提起吃肉,他的肚子又咕咕作响了,捡起地上从大b哥口中落下的半截嫩玉米棒,拍去上面沾染的泥土,剥开外衣,里面便是排的整整齐齐的谷粒。以他种田的经验,自然看得出若是成熟后这玉米能长到多大。
低头啃掉上面一层谷粒,黎老根满足的眯起了眼睛,入口清甜、香醇,而且去壳方便,这样的谷物简直完美。想到这些他便很是心痛,也不知被那几个猪头吃去了多少,等到长成,这可都是一顿顿的饭食啊!真不知道族长和大巫为什么要留着那个猪头和那六头毛族,中官都不在了,八成已经死了,那几个毛族杀了吃肉便是,瞧那膘肥体壮的身形,想来定是肉鲜味美。族长还是太年轻了,大巫奶奶也太过心慈手软,留着那些夷族人只会让黎族人也饱受腹饥之苦,若是让我当族长……

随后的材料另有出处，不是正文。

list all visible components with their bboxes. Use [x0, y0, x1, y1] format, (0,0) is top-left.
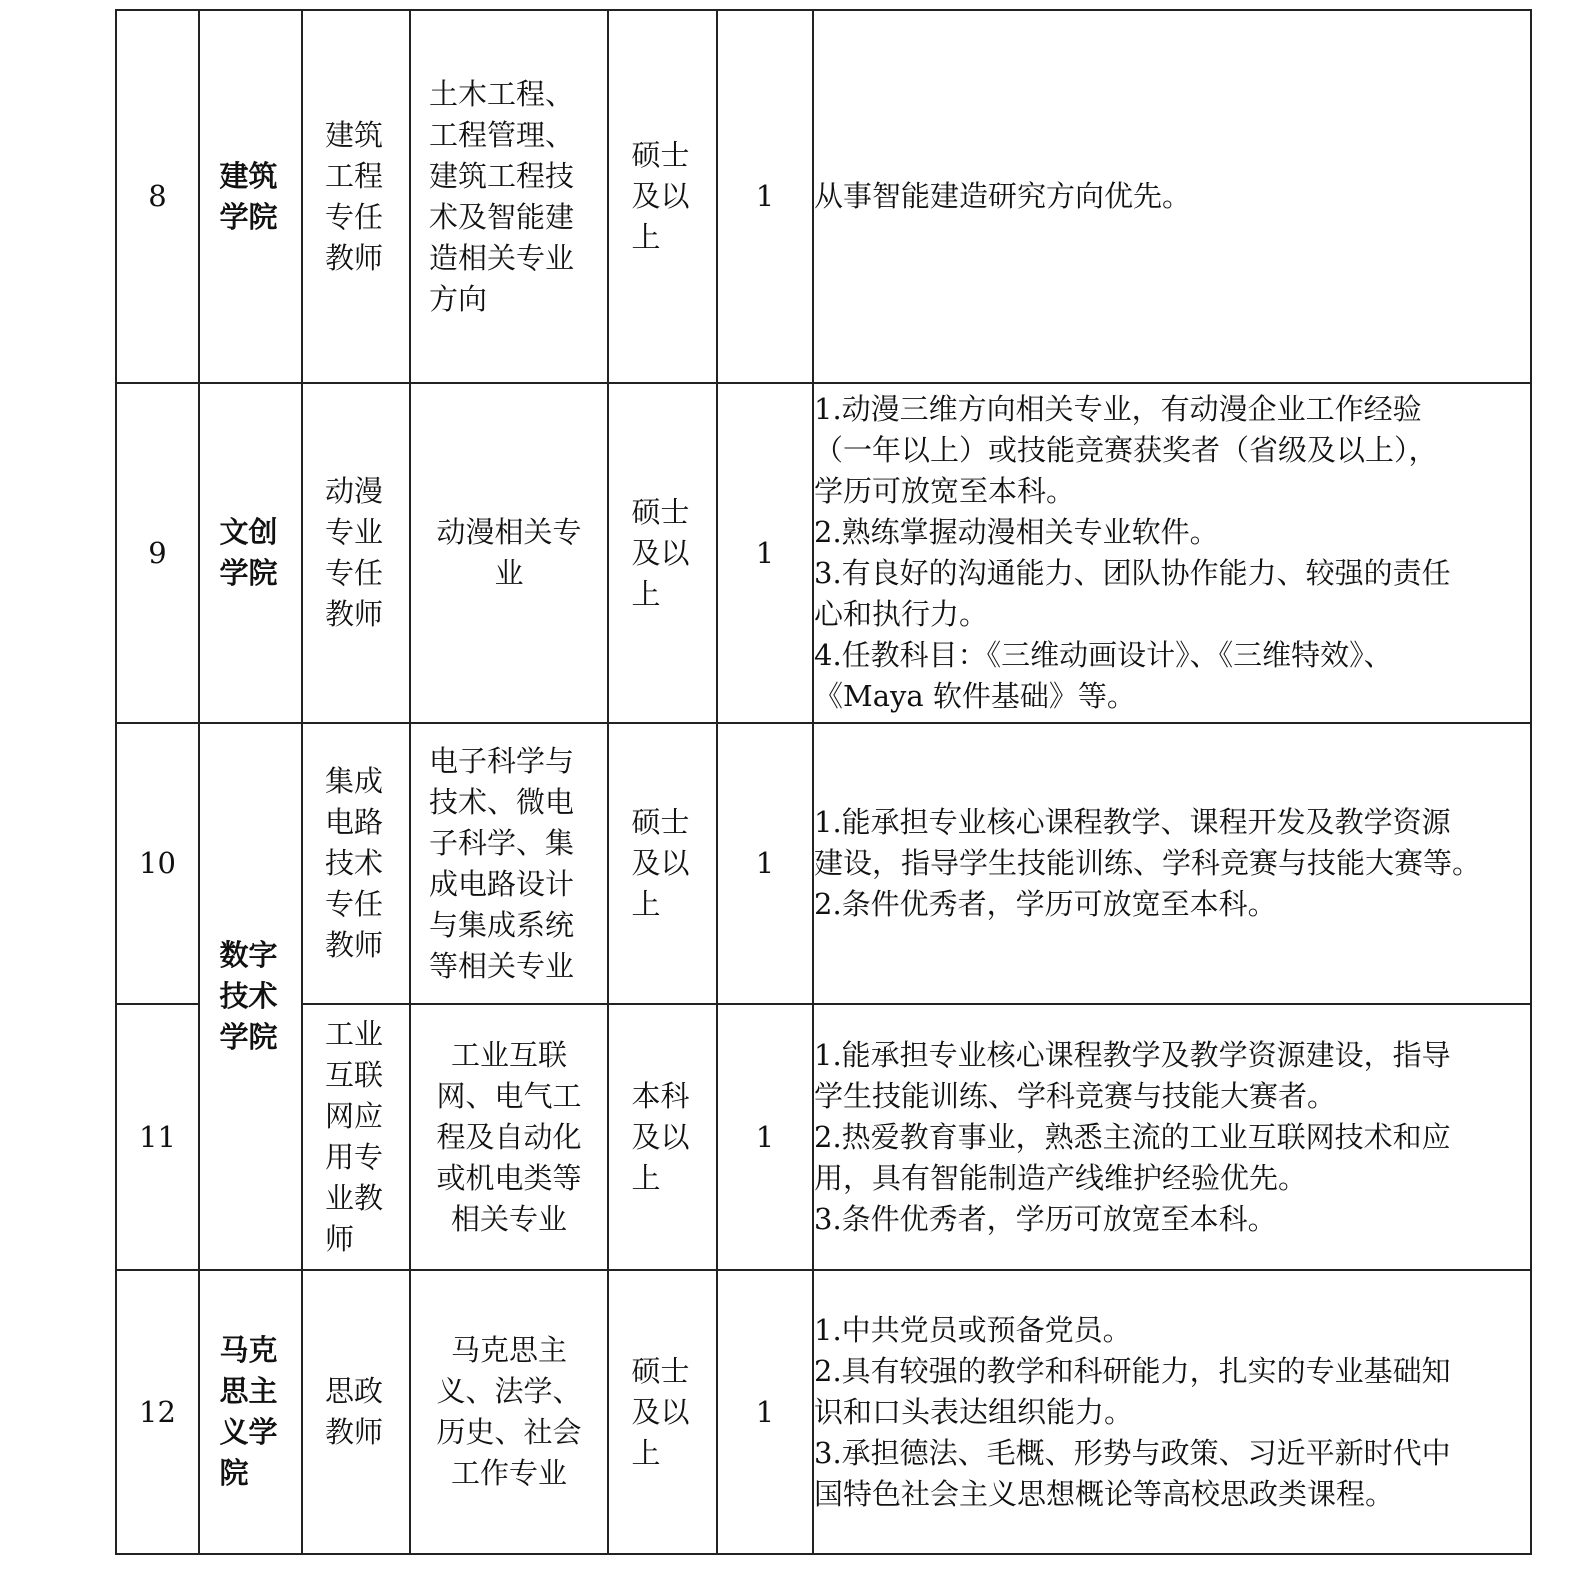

忽然打了个哆嗦,黎老根心虚的左右看了看,还好没人看到他,他被自己心中冒出来的想法吓了一跳。将半截玉米塞进衣服里,黎老根暗自啐骂自己,才当了几天农官,怎就敢冒出如此大逆不道的想法?将蠢蠢欲动的心思收拾好,他前后瞧了瞧,重又背起手来,往前巡视而去。
打玉米田主意的不仅仅是猪刚烈他们,更多的是黎族自己人。虽然黎贪走之前已经明令禁止所有人靠近玉米田,但白天没有找到足够吃的食物的族人们,晚上总会想办法摸进田里偷些东西来吃。都是相熟的族人,巫战们也不好责罚,只能逮住后将他们赶走。直到前几日黎老根发了火,亲自拿麻鞭抽了几个捉住的黎族人,而大巫也并没有指责,玉米田才算安生了下来。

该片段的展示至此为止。